Kommentar schreiben Mittwoch, 31. Mai 2017

Egal ob weißer Belag auf den Schleimhäuten oder eine Rötung in Hautfalten oder dem Windelbereich: Der Pilz Candida albicans kann die Ursache für die Beschwerden sein. Normalerweise unterdrückt das Immunsystem eine Ausbreitung, doch Babys, alte und kranke Menschen leiden häufig an einem krankhaften Pilzbefall. Lesen Sie hier alles Wissenswerte über die durch Pilze ausgelösten Soor-Erkrankungen.  Ein unangenehm pelziges Gefühl im Mund, Juckreiz in Hautfalten oder ein Ausschlag auf der Haut: Diese verschiedenen Symptome können ein und dieselbe Ursache haben. Soor ist der Sammelbegriff für Krankheiten, die durch Candida Pilze ausgelöst werden. Der weiße Hefepilz kommt bei den meisten gesunden Menschen vor. Das Immunsystem unterbindet ein krankhaftes Wachstum des Pilzes. Doch bei Menschen, die an einer Grunderkrankung wie Diabetes mellitus, einer Stoffwechselstörung, HIV oder einer Tumorerkrankung leiden, nutzt der Pilz eine Lücke im Immunsystem und kann sich ungehindert verbreiten. Auch die Einnahme von Medikamenten oder Antibiotika kann Soor begünstigen.

Soor: Überbegriff für Candida Pilzinfektionen

Soor hat kein einheitliches Erscheinungsbild, auch wenn die Ursache immer derselbe Pilz ist. Die Infektion äußert sich je nach Lokalisation anders. Es können Mund und Rachen, Schleimhäute der Genitalien, Afterbereich, Speiseröhre, Magen-Darm-Trakt, Fingerzwischenräume und –nägel, Haut und Hautfalten (bei Babys oft im Windelbereich) und innere Organe betroffen sein. Kommen die Pilzsporen in einer normalen, nicht krankhaften Anzahl vor, verursachen sie keine Symptome. Im Mund- und Rachenraum kommt es bei einem übermäßigen Befall zu weißen bis gelben Flecken auf rotem Grund. Dieser Belag kommt an den Wangeninnenseiten, der Zunge, dem Gaumen oder den Lippen vor und lässt sich ablösen. Darunter liegt rote und leicht blutende Schleimhaut. Auf der Haut und in den Hautfalten fällt die Pilzinfektion durch rote, juckende Pusteln und Schuppen auf. Unter den Brüsten, in der Achselhöhle, in der Falte in der Leistengegend und bei Babys, Kleinkindern und alten Menschen kommt Soor auch im Windelbereich (Windel-Soor) vor. Der Hefepilz bevorzugt ein feuchtes und warmes Milieu und kann sich hier ideal vermehren.

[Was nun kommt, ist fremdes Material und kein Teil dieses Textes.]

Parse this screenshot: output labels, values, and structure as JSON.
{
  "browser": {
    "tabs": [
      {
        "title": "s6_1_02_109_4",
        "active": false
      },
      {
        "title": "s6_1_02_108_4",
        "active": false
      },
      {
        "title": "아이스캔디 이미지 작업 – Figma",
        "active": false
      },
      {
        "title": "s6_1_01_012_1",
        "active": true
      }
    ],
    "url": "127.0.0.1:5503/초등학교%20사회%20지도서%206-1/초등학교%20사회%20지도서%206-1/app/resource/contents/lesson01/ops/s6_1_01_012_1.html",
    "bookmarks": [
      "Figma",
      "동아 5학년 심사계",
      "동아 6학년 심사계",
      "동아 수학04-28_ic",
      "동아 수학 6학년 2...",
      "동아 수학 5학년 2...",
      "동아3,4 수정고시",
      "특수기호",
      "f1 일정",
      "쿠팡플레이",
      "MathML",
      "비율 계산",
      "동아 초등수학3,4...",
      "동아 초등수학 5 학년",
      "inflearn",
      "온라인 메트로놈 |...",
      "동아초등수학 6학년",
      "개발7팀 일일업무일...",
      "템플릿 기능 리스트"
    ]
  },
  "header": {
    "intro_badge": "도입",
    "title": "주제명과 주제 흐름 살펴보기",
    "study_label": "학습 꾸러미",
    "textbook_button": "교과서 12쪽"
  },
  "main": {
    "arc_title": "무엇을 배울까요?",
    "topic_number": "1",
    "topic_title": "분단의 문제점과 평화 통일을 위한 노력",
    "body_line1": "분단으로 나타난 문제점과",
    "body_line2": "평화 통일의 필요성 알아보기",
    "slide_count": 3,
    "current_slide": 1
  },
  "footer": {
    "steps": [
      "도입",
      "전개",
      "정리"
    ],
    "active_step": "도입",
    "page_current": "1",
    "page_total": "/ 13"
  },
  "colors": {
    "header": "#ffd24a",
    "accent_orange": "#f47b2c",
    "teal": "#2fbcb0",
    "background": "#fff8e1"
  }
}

Ansteckung mit dem Hefepilz durch direkten Kontakt

Die Pilzsporen werden direkt von Mensch zu Mensch oder über kontaminierte Gegenstände übertragen. Babys infizieren sich meist bei der Geburt, wenn eine Scheidenpilzinfektion der Mutter vorliegt. Ist die Infektion bekannt, sollte sie vor der Geburt behandelt werden. Auch das Ablecken des Schnullers oder des Bestecks kann zu Mundsoor bei Babys und Kleinkindern führen. Da die Pilzinfektion durch direkten Kontakt mit der infizierten Stelle (etwa Schleimhäute in Mund und Genitalbereich) übertragen werden kann, gehört sie im weitesten Sinn zu den sexuell übertragbaren Krankheiten.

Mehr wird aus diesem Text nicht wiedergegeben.